Thursday, October 16, 2014

Birthright #1

Creator, Writer: J o s h u a   W i l l i a m s o n
Creator, Artist: A n d r e i   B r e s s a n
Colorist: A d r i a n o   L u c a s

S u m m a r y
Birthright #1 integrates two worlds of reality and fantasy.  The story begins in an autumn park with a father, Aaron, and his young boy, Mikey, playing catch. However, circumstances change when Mikey suddenly disappears.  Few weeks have passed and Aaron is accused of murder while his entire family falls apart.  However, after a year Mikey suddenly shows up as an adult in their lives claiming he has returned from a magical land called Terranos.


Right from the beginning the artistic style conveys simplistic lines and easy transition between panel to panel.  In Scott McCloud Understanding Comics: The Invisible Art indicates that simplification leads to identification where the reader recognizes and identifies with the characters.  Williamson is doing that so. He is presenting an intellectual and emotional relationship with the readers with clean/crisp images and easy font letters.  He is playing with different panel shapes to associate different types of mood and effects to enhance suspense , and passions within the reader.  It also pushes the reader in certain ways as they try to deal with something new.  His skill of allowing the reader to internalize with the characters gives a sense of mortality, a sense of how we reflect our own lives.


There are also sensory interpretations. In Duncan and Smith’s Experiencing the Story both the images and text affect the meaning altogether. However, it is the sound that suggests a powerful effect that builds the reliability of our ears. Williamson’s ability to use sounds helps establishes the character’s role. The image on the right depicts how young Mikey is faced with a monster. The sound of both the creature and Mikey suggest the appraisal of feelings and sensation (getting a prey or running from the predator). Time and space are one here making the reader pause for a moment to grasp the situation. Hence, our ears become more perspective as we pay attention to sound and pay less attention to our sight.
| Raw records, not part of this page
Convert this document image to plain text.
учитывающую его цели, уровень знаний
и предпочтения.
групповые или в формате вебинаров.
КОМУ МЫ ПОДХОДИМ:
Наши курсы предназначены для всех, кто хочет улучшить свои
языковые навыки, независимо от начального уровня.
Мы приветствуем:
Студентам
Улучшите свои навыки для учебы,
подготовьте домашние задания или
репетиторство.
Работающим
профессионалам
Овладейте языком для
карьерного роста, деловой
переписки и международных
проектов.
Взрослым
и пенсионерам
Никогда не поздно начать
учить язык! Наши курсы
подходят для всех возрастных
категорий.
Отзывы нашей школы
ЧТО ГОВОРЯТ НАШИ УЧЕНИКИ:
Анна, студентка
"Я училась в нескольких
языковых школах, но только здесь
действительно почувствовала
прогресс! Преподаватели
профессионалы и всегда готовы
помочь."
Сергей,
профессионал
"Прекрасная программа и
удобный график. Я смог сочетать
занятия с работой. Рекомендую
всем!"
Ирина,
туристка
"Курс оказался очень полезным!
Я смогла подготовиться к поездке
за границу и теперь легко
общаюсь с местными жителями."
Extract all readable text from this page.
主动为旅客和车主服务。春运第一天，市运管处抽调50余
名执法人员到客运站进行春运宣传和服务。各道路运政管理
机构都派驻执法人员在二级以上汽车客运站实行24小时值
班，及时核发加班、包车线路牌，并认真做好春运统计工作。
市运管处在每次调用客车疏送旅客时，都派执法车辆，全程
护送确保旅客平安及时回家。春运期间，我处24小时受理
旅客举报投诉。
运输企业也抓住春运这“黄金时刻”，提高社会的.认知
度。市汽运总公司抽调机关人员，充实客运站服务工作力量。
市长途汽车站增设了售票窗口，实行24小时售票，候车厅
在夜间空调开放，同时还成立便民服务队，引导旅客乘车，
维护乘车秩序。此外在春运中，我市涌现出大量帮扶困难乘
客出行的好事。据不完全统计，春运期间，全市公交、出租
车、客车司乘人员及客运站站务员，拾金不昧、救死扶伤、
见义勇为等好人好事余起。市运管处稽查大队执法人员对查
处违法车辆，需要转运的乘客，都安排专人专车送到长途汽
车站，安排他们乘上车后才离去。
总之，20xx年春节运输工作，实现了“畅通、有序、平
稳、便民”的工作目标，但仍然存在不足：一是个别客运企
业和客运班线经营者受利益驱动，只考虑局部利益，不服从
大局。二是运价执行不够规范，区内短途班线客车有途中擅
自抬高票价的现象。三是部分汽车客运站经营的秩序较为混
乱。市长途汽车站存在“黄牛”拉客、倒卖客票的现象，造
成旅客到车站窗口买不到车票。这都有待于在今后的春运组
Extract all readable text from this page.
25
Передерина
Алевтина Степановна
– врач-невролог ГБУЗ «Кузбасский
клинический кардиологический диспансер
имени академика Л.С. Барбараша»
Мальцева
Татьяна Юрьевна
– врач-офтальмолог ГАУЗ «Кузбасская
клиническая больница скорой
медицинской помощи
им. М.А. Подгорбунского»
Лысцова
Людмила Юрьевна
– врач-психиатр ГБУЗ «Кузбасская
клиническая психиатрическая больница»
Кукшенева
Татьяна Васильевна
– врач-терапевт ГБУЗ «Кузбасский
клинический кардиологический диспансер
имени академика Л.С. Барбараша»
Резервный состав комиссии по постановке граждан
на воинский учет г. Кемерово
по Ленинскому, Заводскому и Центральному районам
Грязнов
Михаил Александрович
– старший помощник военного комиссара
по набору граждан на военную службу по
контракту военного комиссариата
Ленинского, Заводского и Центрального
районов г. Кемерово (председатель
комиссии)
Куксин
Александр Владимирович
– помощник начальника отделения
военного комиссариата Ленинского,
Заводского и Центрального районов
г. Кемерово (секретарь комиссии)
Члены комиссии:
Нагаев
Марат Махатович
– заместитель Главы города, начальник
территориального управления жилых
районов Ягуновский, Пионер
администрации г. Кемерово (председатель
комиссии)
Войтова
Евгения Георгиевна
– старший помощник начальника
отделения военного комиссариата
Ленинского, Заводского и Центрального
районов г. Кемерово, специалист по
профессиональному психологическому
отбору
As with all comics, spacing is crucial. In Pascal Lefevre’s The Construction of Space in Comics suggest that the use of space presents different kinds of meanings. The diegetic space surrounding Mikey’s life makes the reader become more active as they try to put the fragments together. It is a place which allows speculation, fascination, and questioning. Here Williamson is presenting the set value of an individual life and the great diversity of experiences the characters had and/or are going through. Moreover, Jesse Cohn’s Mise-en-Page: A Vocabulary for Page Layouts looks at the page as a unit of design. There is a tension between sequence and sequence of a page that our eyes try to create meaning from everything. For example, the image below intrigues the reader to try and take it all in at once: the fantasy world, creatures, death, destiny and reality.
Williamson is resonating here the starkness of Terranos and the normalcy of reality.


 Similarly, Thierry Groensteen’s System of Comics indicates the importance of the relationship between the panels on a page (spatio-topica). Like Lefevre, Groensteen focuses on the fragments that link everything together. Readers are more absorbed in the story trying to contextualize the narrative. Birthright's use of colour, panel size, and panel placement becomes important to the functions of framing and eye movements. For example, the use of a burning and vibrant orange/red color of autumn and Mikey’s disappearance to the end page foreshadows that things are not what they seem, that something evil lurks around. On the contrary, the use of black and navy blue represents the normalcy of reality, of ordinary life, of singularity. Birthright prompts a wider illustration of human expectations that valorizes the questions of the impossibilities between reality and fantasy. 

Overall, I enjoyed the read and can't wait for the second to come out in November.